Öyle ise, kim ya da kimler, ne ya da neler derlerse desinler, Ülkücü Milliyetçilik hiç şüphesiz dört dörtlük bir ideolojidir. Zira, bir fikri ideoloji haline getiren/dönüştüren bütün unsurlar Ülkücü Milliyetçilikte de tam ve eksiksiz olarak bulunmaktadır. Fakat bu, bazı kimselerin milliyeçilik'i bir duygu ve ideal olarak kabul etmesine engel değildir.
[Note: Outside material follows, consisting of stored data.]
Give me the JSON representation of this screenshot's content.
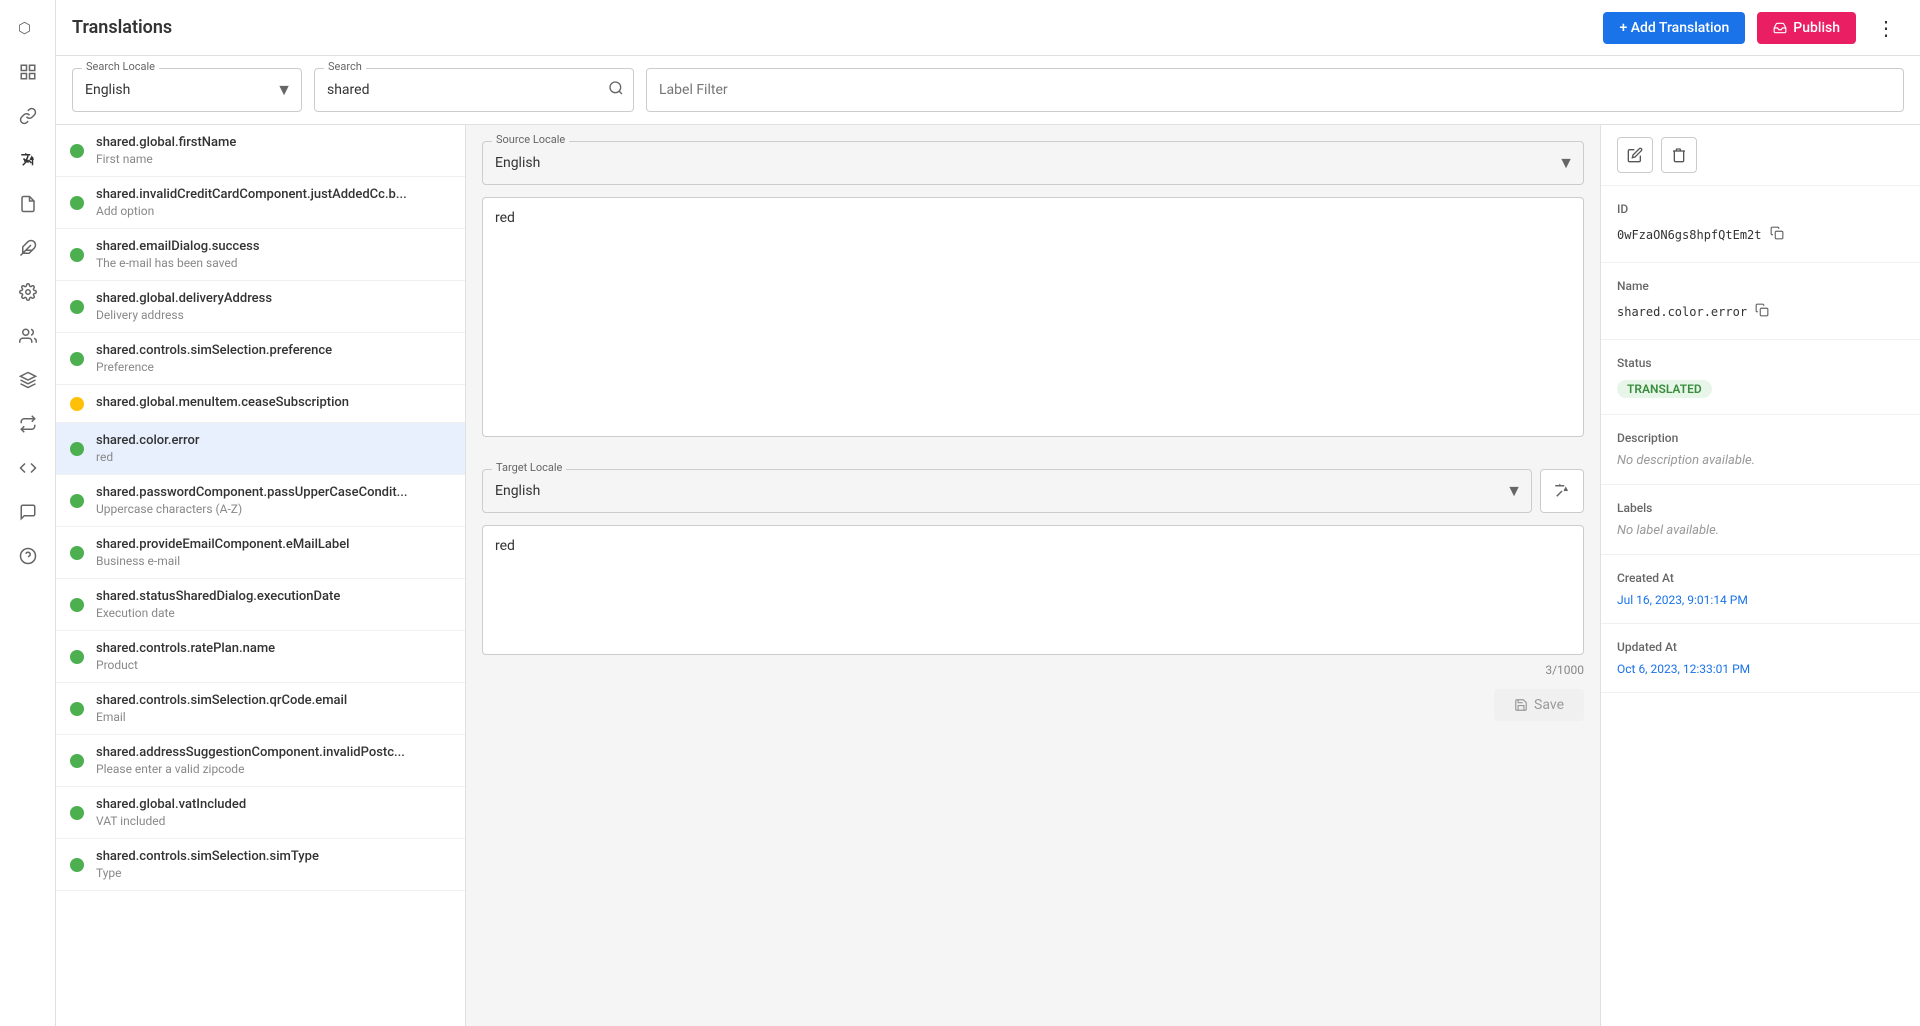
{
  "header": {
    "title": "Translations",
    "add_button": "+ Add Translation",
    "publish_button": "Publish"
  },
  "filters": {
    "search_locale_label": "Search Locale",
    "search_locale_value": "English",
    "search_label": "Search",
    "search_value": "shared",
    "label_filter_placeholder": "Label Filter"
  },
  "list": {
    "items": [
      {
        "key": "shared.global.firstName",
        "value": "First name",
        "status": "green"
      },
      {
        "key": "shared.invalidCreditCardComponent.justAddedCc.b...",
        "value": "Add option",
        "status": "green"
      },
      {
        "key": "shared.emailDialog.success",
        "value": "The e-mail has been saved",
        "status": "green"
      },
      {
        "key": "shared.global.deliveryAddress",
        "value": "Delivery address",
        "status": "green"
      },
      {
        "key": "shared.controls.simSelection.preference",
        "value": "Preference",
        "status": "green"
      },
      {
        "key": "shared.global.menuItem.ceaseSubscription",
        "value": "",
        "status": "yellow"
      },
      {
        "key": "shared.color.error",
        "value": "red",
        "status": "green",
        "active": true
      },
      {
        "key": "shared.passwordComponent.passUpperCaseCondit...",
        "value": "Uppercase characters (A-Z)",
        "status": "green"
      },
      {
        "key": "shared.provideEmailComponent.eMailLabel",
        "value": "Business e-mail",
        "status": "green"
      },
      {
        "key": "shared.statusSharedDialog.executionDate",
        "value": "Execution date",
        "status": "green"
      },
      {
        "key": "shared.controls.ratePlan.name",
        "value": "Product",
        "status": "green"
      },
      {
        "key": "shared.controls.simSelection.qrCode.email",
        "value": "Email",
        "status": "green"
      },
      {
        "key": "shared.addressSuggestionComponent.invalidPostc...",
        "value": "Please enter a valid zipcode",
        "status": "green"
      },
      {
        "key": "shared.global.vatIncluded",
        "value": "VAT included",
        "status": "green"
      },
      {
        "key": "shared.controls.simSelection.simType",
        "value": "Type",
        "status": "green"
      }
    ]
  },
  "source_locale": {
    "label": "Source Locale",
    "value": "English",
    "text": "red"
  },
  "target_locale": {
    "label": "Target Locale",
    "value": "English",
    "text": "red",
    "char_count": "3/1000"
  },
  "save_button": "Save",
  "right_panel": {
    "id_label": "ID",
    "id_value": "0wFzaON6gs8hpfQtEm2t",
    "name_label": "Name",
    "name_value": "shared.color.error",
    "status_label": "Status",
    "status_value": "TRANSLATED",
    "description_label": "Description",
    "description_value": "No description available.",
    "labels_label": "Labels",
    "labels_value": "No label available.",
    "created_at_label": "Created At",
    "created_at_value": "Jul 16, 2023, 9:01:14 PM",
    "updated_at_label": "Updated At",
    "updated_at_value": "Oct 6, 2023, 12:33:01 PM"
  }
}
Çünkü, Ülkücü Milliyetçilik ya da Milliyetçilik'in Ülkücü yorumu, milliyetçilik'in özel bir hâlidir. En son safhasıdır!
Ancak, bir duygu ve ideal şeklindeki milliyetçilik, ideolojik milliyetçilik'in temelidir, varoluş sebebidir. Çünkü, ana kaynak olan millî kültürün meydana getirdiği, bir duygu ve ideal şeklindeki milliyetçilik olmazsa, ideolojik milliyetçilik kavram ve vakıa olarak meydana gelemez. İdeolojik milliyetçilik, bir duygu ve ideal olan milliyetçilik içinde doğar ve gelişir. Ya da şöyle de demek mümkündür: Miliyetçilik'i bir duygu ve ideal olarak kabul eden milliyetçiler, birer potansiyel ideolojik milliyetçidir, Ülkücü Milliyetçidirler!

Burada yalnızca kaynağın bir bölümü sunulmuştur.